Kankakee Valley Post, Volume 2, Number 26, DeMotte, Jasper County, 19 January 1933 — The Working Bride [ARTICLE]

The Working Bride

“Teamwork” Often Results in Happy Marriage.

"What do you think of these modern marriages that have to be undertaken on the basis of the girl sticking to her job often with the strong possibility of there being the only job in the family? This has got so general now that I see in a report from the marriage license bureau of a big city that practically all of today’s brides are working brides. Along with that goes a whole changed outlook on the home and marriage. One room and kitchenette will encompass all the hopes of ‘home' for these young people. I think independence and self-reliance for women is good. But can you build families and family spirit and home life on such a foundation as I refer to?” The answer is, I believe, that it has already been done. Brides holding on to their jobs did not originate with this depression. The idea has been in practice long enough so that almost any suburb can show a crop of couples of the vintage of eight or ten years ago who started out with both working, and then when John made good settled down to care for the cottage and babies. As little Tommy says, there’s nothing for nothing in this life. And the situation of the working bride is not all to the good. But in many ways it is distinctly a gain in the foundation of lasting marriage.

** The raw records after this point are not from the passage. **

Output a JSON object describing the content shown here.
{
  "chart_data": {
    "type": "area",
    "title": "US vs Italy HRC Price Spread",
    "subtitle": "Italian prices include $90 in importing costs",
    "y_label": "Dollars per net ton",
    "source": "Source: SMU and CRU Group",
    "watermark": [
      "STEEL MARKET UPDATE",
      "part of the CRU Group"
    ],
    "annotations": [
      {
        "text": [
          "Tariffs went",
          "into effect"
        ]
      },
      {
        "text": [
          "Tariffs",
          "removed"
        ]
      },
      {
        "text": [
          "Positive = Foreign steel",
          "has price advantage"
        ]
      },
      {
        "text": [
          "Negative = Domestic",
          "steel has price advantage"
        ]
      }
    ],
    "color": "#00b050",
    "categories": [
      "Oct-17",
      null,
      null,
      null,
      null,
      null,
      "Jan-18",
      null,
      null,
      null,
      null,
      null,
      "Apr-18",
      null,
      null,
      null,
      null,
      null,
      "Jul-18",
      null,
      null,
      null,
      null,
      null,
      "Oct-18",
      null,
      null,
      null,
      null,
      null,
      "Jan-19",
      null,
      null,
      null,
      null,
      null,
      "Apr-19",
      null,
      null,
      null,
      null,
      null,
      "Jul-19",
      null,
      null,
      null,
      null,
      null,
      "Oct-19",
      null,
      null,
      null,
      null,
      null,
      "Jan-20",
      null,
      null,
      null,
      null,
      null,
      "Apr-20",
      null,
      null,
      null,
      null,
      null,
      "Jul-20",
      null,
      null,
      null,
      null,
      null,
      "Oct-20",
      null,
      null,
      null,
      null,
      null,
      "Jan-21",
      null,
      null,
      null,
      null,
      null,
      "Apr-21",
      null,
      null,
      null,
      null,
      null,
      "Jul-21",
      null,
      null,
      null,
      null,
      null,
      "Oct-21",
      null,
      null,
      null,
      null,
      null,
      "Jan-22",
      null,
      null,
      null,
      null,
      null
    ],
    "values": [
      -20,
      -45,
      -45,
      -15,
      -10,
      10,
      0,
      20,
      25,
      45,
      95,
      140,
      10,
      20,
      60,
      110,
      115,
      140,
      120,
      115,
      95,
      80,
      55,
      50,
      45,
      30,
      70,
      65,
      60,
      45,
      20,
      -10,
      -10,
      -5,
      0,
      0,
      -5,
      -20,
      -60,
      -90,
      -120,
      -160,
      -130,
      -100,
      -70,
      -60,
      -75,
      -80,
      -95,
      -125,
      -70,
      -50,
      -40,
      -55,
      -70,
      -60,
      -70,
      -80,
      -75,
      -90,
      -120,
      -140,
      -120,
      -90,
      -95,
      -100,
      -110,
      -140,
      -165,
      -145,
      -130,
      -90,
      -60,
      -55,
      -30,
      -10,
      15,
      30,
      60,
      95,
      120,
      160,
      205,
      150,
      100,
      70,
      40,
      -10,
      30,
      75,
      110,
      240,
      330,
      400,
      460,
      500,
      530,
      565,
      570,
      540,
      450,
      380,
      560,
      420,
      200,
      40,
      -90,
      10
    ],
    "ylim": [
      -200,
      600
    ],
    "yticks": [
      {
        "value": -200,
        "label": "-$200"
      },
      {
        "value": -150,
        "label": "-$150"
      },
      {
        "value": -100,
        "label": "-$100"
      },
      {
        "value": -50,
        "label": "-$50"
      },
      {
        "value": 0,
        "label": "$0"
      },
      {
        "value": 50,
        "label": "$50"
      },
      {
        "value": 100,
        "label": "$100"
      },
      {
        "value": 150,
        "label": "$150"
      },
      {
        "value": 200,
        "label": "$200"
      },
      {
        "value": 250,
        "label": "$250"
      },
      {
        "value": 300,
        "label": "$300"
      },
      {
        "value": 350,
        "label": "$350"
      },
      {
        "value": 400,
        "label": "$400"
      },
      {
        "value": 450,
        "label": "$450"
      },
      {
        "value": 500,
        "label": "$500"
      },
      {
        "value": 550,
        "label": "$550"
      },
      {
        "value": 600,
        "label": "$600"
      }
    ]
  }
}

Chiefly, to my mind, in the fact that starting with that kind of teamwork gives a girl a healthy realistic viewpoint on what today’s breadwinner is up against, and when her young husband becomes able to carry the load of a family, his modest success will not shrink to the contemptible in the eyes of a wife full of illusion as to royal roads to riches and husbands who should come home from work all set to take their wives out for a good time. ©, 1933, Western Newspaper Union.